Personal information
- Full name: Lily Dick
- Born: 26 December 1999 (age 26) Tugun, Queensland, Australia
- Height: 175 cm (5 ft 9 in)
- Weight: 69 kg (10 st 12 lb)

Playing information

Rugby union
- Position: Forward
Representative
| Years | Team | Pld | T | G | FG | P |
| 2018–24 | Australia sevens |  |  |  |  |  |

Rugby league
- Position: Second-row
Club
| Years | Team | Pld | T | G | FG | P |
| 2025– | Nth Qld Cowboys | 5 | 0 | 0 | 0 | 0 |

= Lily Dick =

Australian rugby league and rugby union footballer

Lily Dick (born 26 December 1999) is an Australian professional rugby league footballer who currently plays for the North Queensland Cowboys in the NRL Women's Premiership.

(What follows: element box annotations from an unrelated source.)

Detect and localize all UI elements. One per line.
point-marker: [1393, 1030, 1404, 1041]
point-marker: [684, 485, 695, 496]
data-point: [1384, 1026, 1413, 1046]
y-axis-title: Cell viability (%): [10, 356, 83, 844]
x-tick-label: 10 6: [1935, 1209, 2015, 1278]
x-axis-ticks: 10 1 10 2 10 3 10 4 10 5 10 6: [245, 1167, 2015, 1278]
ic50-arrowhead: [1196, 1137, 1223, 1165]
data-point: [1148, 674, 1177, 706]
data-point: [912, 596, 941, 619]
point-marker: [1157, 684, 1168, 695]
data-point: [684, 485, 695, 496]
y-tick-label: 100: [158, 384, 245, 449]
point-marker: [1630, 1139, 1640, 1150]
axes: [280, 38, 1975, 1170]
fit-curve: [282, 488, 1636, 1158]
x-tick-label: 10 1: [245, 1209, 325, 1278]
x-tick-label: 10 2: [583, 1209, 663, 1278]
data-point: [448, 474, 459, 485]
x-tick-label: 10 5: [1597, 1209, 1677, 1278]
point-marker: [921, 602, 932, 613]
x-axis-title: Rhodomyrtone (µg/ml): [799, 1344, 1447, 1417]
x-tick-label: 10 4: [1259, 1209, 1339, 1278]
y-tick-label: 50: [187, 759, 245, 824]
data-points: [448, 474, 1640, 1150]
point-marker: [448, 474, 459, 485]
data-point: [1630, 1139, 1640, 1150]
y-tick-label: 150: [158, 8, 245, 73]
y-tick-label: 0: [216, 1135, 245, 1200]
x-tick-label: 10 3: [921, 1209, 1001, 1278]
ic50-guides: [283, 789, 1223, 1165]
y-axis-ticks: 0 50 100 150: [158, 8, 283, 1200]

She previously played rugby sevens, representing Australia and winning a Rugby World Cup Sevens and Commonwealth Games gold medal.

==Background==
Dick was born in Tugun, Queensland and grew up in Currumbin. She attended Lindisfarne Anglican Grammar School just over the border in Tweed Heads and played her junior rugby union for the Palm Beach Currumbin Alleygators

==Playing career==
===Rugby union===
In 2016, Dick made her senior debut for Queensland at the age of 16 at the National Rugby Sevens Championships in Adelaide. Dick backed up this performance by captaining the Queensland youth team to victory at the Youth National Rugby Sevens Championships in Perth. Dick was the Vice-Captain of the Australian team which won a gold medal at the 2017 Commonwealth Youth Games. Her performances during the tournament saw her recognised as the Player's Player for the tournament.

In 2018, she made her Australian debut in the 2018 Dubai Sevens, scoring a try 2 minutes after the end of regulation time to help the Australian side win a bronze medal in the third-place playoff.

Dick was a member of the Australian sevens squad that won a gold medal at the 2022 Commonwealth Games in Birmingham. She was a member of the Australian team that won the 2022 Sevens Rugby World Cup held in Cape Town, South Africa in September 2022.

In May 2024, she ruptured her anterior cruciate ligament at the Singapore Sevens and missed the 2024 Summer Olympics.

===Rugby league===
On 20 December 2024, Dick switch to rugby league, signing a two-year contract with the North Queensland Cowboys.

In Round 2 of the 2025 NRL Women's season, she made her debut for the Cowboys in a loss to the Newcastle Knights.

==Honours==
- 2019 RUPA Newcomer of the Year Finalist.
- 2017 AON Uni 7s Dream Team.
- 2022 HSBC World Series "Don't Crack Under Pressure" Award.